The market recently witnessed the death knell of the last tracker available, it was Leeds Building Societies high margin ECB + 2.2% offering. Previous to this we heard announcements from Bank of Scotland, AIB, BOI, ICS, Haven, Ulsterbank, First Active, IIB, PermanentTSB and every other lender that trackers were being withdrawn.
So now we have moved from a market where trackers were a key point of competition and value to one where they don’t even exist. This has had a key effect of removing transparency from rates, for instance, how is a Variable Rate determined? The future landscape of mortgages is likely to be some mish-mash of “fixed-variable-another fixed-fixed again-back to variable” it will be a non-transparent massacre of rates where the concept of ‘customer inertia’ will become only stronger.
If people find themselves in a market where they don’t understand long term value then there can be no responsible long term value decisions made. To put that in perspective: If you are getting a loan and opt for the best variable rate today it may not be the best variable rate in one months time so how do you decide? When banks start charging customers for loans (as some have already started to do for certain alterations) there will actually be a barrier to switching, this could also be in the form of intermediary fees.
It is truly a sad moment the death of the tracker. At the same time we must accept that they are discontinued for a reason – namely they are loss making loans for banks.
However, the stage is now set for a new breed of loans, one which I have spoken about long before the credit crunch began. It is to use tracking (which is transparent) and instead of tracking the ECB -which is a concept for most banks not an actual cost base – they would track the Euribor.
The Euribor is the actual cost of money to a bank, banks borrow short and lend long this means they but 3 month money and lend it out over 25 years, so they have to keep rolling loans again and again and that is why the ‘crunch’ part of the credit crunch was largely expressed in LIBOR and Euribor prices. Banks were borrowing at a Euribor which was the equivalent of ECB+1% and that money had been lend out at ECB+.8% so there is an instant 0.2% loss there before you even take into consideration the cost of putting that loan into the market.

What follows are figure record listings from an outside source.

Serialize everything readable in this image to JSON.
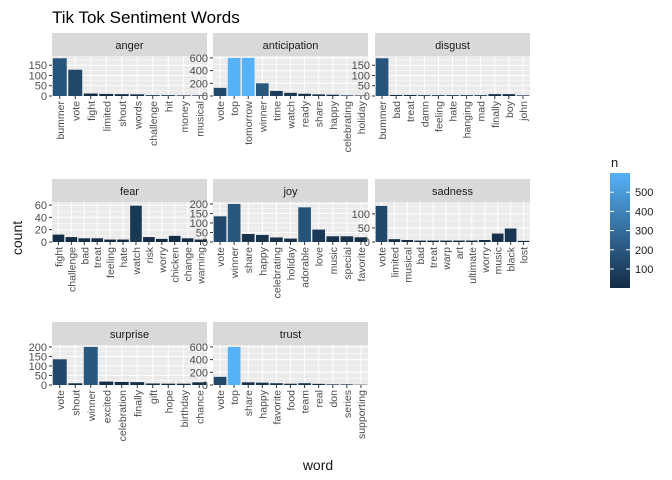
{
  "chart_data": {
    "type": "bar",
    "title": "Tik Tok Sentiment Words",
    "xlabel": "word",
    "ylabel": "count",
    "grid": true,
    "legend": {
      "title": "n",
      "placement": "right",
      "ticks": [
        100,
        200,
        300,
        400,
        500
      ],
      "range": [
        1,
        600
      ],
      "color_low": "#132B43",
      "color_high": "#56B1F7"
    },
    "panels": [
      {
        "label": "anger",
        "yticks": [
          0,
          50,
          100,
          150
        ],
        "ylim": [
          0,
          195
        ],
        "categories": [
          "bummer",
          "vote",
          "fight",
          "limited",
          "shout",
          "words",
          "challenge",
          "hit",
          "money",
          "musical"
        ],
        "values": [
          184,
          128,
          12,
          10,
          9,
          8,
          4,
          4,
          3,
          3
        ]
      },
      {
        "label": "anticipation",
        "yticks": [
          0,
          200,
          400,
          600
        ],
        "ylim": [
          0,
          630
        ],
        "categories": [
          "vote",
          "top",
          "tomorrow",
          "winner",
          "time",
          "watch",
          "ready",
          "share",
          "happy",
          "celebrating",
          "holiday"
        ],
        "values": [
          128,
          600,
          600,
          200,
          80,
          50,
          35,
          25,
          20,
          10,
          8
        ]
      },
      {
        "label": "disgust",
        "yticks": [
          0,
          50,
          100,
          150
        ],
        "ylim": [
          0,
          195
        ],
        "categories": [
          "bummer",
          "bad",
          "treat",
          "damn",
          "feeling",
          "hate",
          "hanging",
          "mad",
          "finally",
          "boy",
          "john"
        ],
        "values": [
          184,
          5,
          5,
          4,
          4,
          4,
          4,
          4,
          9,
          9,
          3
        ]
      },
      {
        "label": "fear",
        "yticks": [
          0,
          20,
          40,
          60
        ],
        "ylim": [
          0,
          65
        ],
        "categories": [
          "fight",
          "challenge",
          "bad",
          "treat",
          "feeling",
          "hate",
          "watch",
          "risk",
          "worry",
          "chicken",
          "change",
          "warning"
        ],
        "values": [
          12,
          8,
          6,
          6,
          4,
          4,
          59,
          8,
          5,
          10,
          6,
          4
        ]
      },
      {
        "label": "joy",
        "yticks": [
          0,
          50,
          100,
          150,
          200
        ],
        "ylim": [
          0,
          210
        ],
        "categories": [
          "vote",
          "winner",
          "share",
          "happy",
          "celebrating",
          "holiday",
          "adorable",
          "love",
          "music",
          "special",
          "favorite"
        ],
        "values": [
          135,
          200,
          42,
          37,
          24,
          18,
          182,
          65,
          30,
          30,
          25
        ]
      },
      {
        "label": "sadness",
        "yticks": [
          0,
          50,
          100
        ],
        "ylim": [
          0,
          142
        ],
        "categories": [
          "vote",
          "limited",
          "musical",
          "bad",
          "treat",
          "warp",
          "art",
          "ultimate",
          "worry",
          "music",
          "black",
          "lost"
        ],
        "values": [
          128,
          10,
          7,
          5,
          5,
          5,
          5,
          5,
          7,
          30,
          48,
          4
        ]
      },
      {
        "label": "surprise",
        "yticks": [
          0,
          50,
          100,
          150,
          200
        ],
        "ylim": [
          0,
          210
        ],
        "categories": [
          "vote",
          "shout",
          "winner",
          "excited",
          "celebration",
          "finally",
          "gift",
          "hope",
          "birthday",
          "chance"
        ],
        "values": [
          135,
          9,
          200,
          18,
          16,
          15,
          8,
          7,
          7,
          14
        ]
      },
      {
        "label": "trust",
        "yticks": [
          0,
          200,
          400,
          600
        ],
        "ylim": [
          0,
          630
        ],
        "categories": [
          "vote",
          "top",
          "share",
          "happy",
          "favorite",
          "food",
          "team",
          "real",
          "don",
          "series",
          "supporting"
        ],
        "values": [
          128,
          600,
          42,
          37,
          28,
          20,
          28,
          18,
          10,
          10,
          5
        ]
      }
    ]
  }
}
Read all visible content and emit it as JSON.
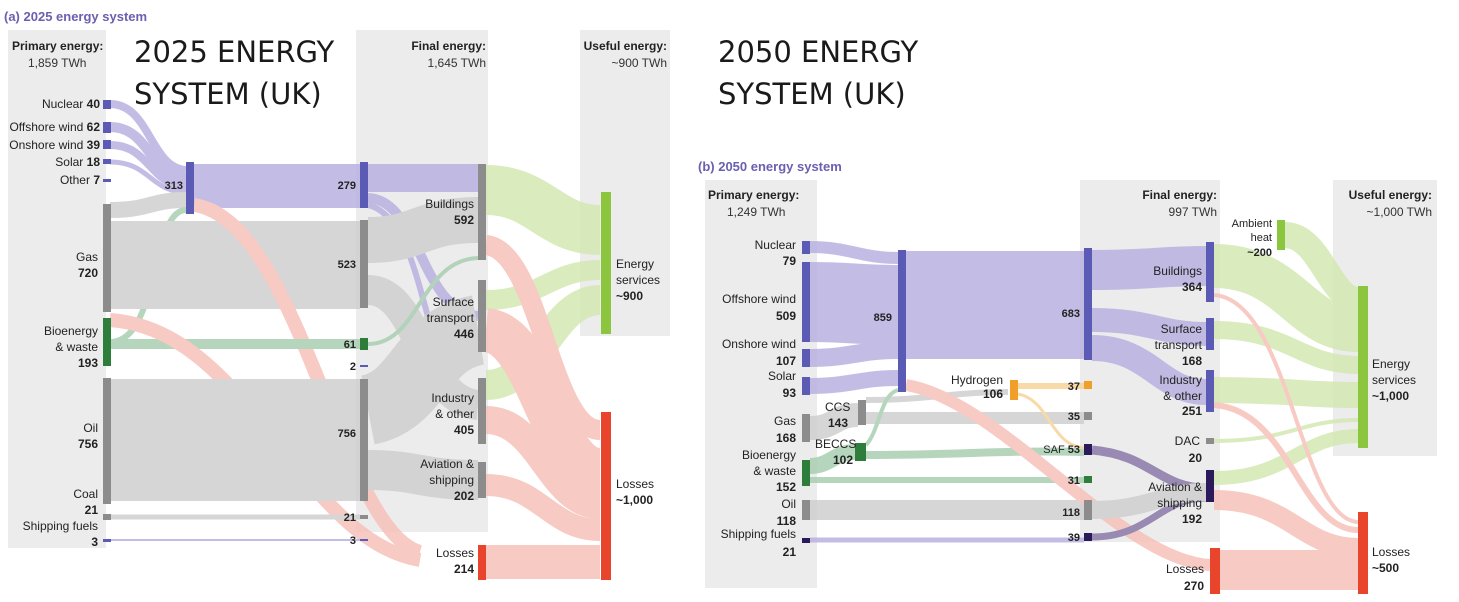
{
  "overlay": {
    "left_line1": "2025 ENERGY",
    "left_line2": "SYSTEM (UK)",
    "right_line1": "2050 ENERGY",
    "right_line2": "SYSTEM (UK)"
  },
  "p2025": {
    "title": "(a) 2025 energy system",
    "primary_head": "Primary energy:",
    "primary_total": "1,859 TWh",
    "final_head": "Final energy:",
    "final_total": "1,645 TWh",
    "useful_head": "Useful energy:",
    "useful_total": "~900 TWh",
    "sources": {
      "nuclear": {
        "name": "Nuclear",
        "value": "40"
      },
      "offshore": {
        "name": "Offshore wind",
        "value": "62"
      },
      "onshore": {
        "name": "Onshore wind",
        "value": "39"
      },
      "solar": {
        "name": "Solar",
        "value": "18"
      },
      "other": {
        "name": "Other",
        "value": "7"
      },
      "gas": {
        "name": "Gas",
        "value": "720"
      },
      "bio1": "Bioenergy",
      "bio2": "& waste",
      "bio_value": "193",
      "oil": {
        "name": "Oil",
        "value": "756"
      },
      "coal": {
        "name": "Coal",
        "value": "21"
      },
      "ship": {
        "name": "Shipping fuels",
        "value": "3"
      }
    },
    "elec_value": "313",
    "carriers": {
      "elec": "279",
      "gas": "523",
      "bio": "61",
      "other": "2",
      "oil": "756",
      "coal": "21",
      "ship": "3"
    },
    "sectors": {
      "buildings": "Buildings",
      "buildings_v": "592",
      "transport1": "Surface",
      "transport2": "transport",
      "transport_v": "446",
      "industry1": "Industry",
      "industry2": "& other",
      "industry_v": "405",
      "aviation1": "Aviation &",
      "aviation2": "shipping",
      "aviation_v": "202",
      "losses": "Losses",
      "losses_v": "214"
    },
    "useful": {
      "energy1": "Energy",
      "energy2": "services",
      "energy_v": "~900",
      "losses": "Losses",
      "losses_v": "~1,000"
    }
  },
  "p2050": {
    "title": "(b) 2050 energy system",
    "primary_head": "Primary energy:",
    "primary_total": "1,249 TWh",
    "final_head": "Final energy:",
    "final_total": "997 TWh",
    "useful_head": "Useful energy:",
    "useful_total": "~1,000 TWh",
    "sources": {
      "nuclear": {
        "name": "Nuclear",
        "value": "79"
      },
      "offshore": {
        "name": "Offshore wind",
        "value": "509"
      },
      "onshore": {
        "name": "Onshore wind",
        "value": "107"
      },
      "solar": {
        "name": "Solar",
        "value": "93"
      },
      "gas": {
        "name": "Gas",
        "value": "168"
      },
      "bio1": "Bioenergy",
      "bio2": "& waste",
      "bio_value": "152",
      "oil": {
        "name": "Oil",
        "value": "118"
      },
      "ship": {
        "name": "Shipping fuels",
        "value": "21"
      }
    },
    "elec_value": "859",
    "ccs": {
      "name": "CCS",
      "value": "143"
    },
    "beccs": {
      "name": "BECCS",
      "value": "102"
    },
    "hydrogen": {
      "name": "Hydrogen",
      "value": "106"
    },
    "carriers": {
      "elec": "683",
      "h2": "37",
      "gas": "35",
      "saf_name": "SAF",
      "saf": "53",
      "bio": "31",
      "oil": "118",
      "ship": "39"
    },
    "sectors": {
      "buildings": "Buildings",
      "buildings_v": "364",
      "transport1": "Surface",
      "transport2": "transport",
      "transport_v": "168",
      "industry1": "Industry",
      "industry2": "& other",
      "industry_v": "251",
      "dac": "DAC",
      "dac_v": "20",
      "aviation1": "Aviation &",
      "aviation2": "shipping",
      "aviation_v": "192",
      "losses": "Losses",
      "losses_v": "270"
    },
    "ambient1": "Ambient",
    "ambient2": "heat",
    "ambient_v": "~200",
    "useful": {
      "energy1": "Energy",
      "energy2": "services",
      "energy_v": "~1,000",
      "losses": "Losses",
      "losses_v": "~500"
    }
  },
  "colors": {
    "purple": "#5b5bb5",
    "purple_flow": "#b9b2e2",
    "gray": "#8c8c8c",
    "gray_flow": "#cfcfcf",
    "green": "#2e7d3a",
    "green_flow": "#a9cfb2",
    "lime": "#8cc63f",
    "lime_flow": "#d4e8b3",
    "red": "#e8452c",
    "red_flow": "#f6c1ba",
    "orange": "#f0a02a",
    "navy": "#2a1a5c",
    "title": "#6a5fb0",
    "panel": "#ececec"
  }
}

Euribor is the intelligent basis to run loans on, if this had been done from the start banks would be in a much better position than they are now. I am not a proponent of people paying more -because if the Euribor cost goes up the cost of the loan would go up- but I am a fan of transparency, and the situation at present is the worst solution, standard variables which offer neither value nor transparency.
Banks offering trackers based on the ECB was a mistake, lets give an analogy. Imagine you buy bicycles from Germany, you buy them for €100 and then sell them for €120. This works fine and you make good money for a while, then one day customs officers realise you need to pay VAT and now you have all these back order agreements set in stone to sell at €100 but you are now paying €120 so for all new customers you eradicate the old method and start charging a new price which you set yourself. The smarter and more transparent choice would be to say ‘We charge 20% over the cost – whatever that cost may be’.
The method of transparency is still alive in that example as is the profit, you actually can have both, value and transparency are not mutually exclusive, the current market response has not been to embrace that but rather to run for the highest point achievable in Margin-Land in an effort to repair balance sheets.
Customers are feeling the pinch too and for that reason banks have an opportunity to amortize away a cost today rather than carry a real loss into the future, they could pay a person off for getting rid of their tracker or let them off three months payment as if they made the payment, or some other incentive, if it was done in a responsible manner and the client knew what they were opting for they might wish to trade the long term gain of a tracker in for short term gain of hard cash during a recession. Personally I would believe the banks are just hoping people refinance away some day.
One thing we can assume for certain is that the stage is now set for some new kind of loan to enter the market and the one that I would bet on is a Euribor tracker.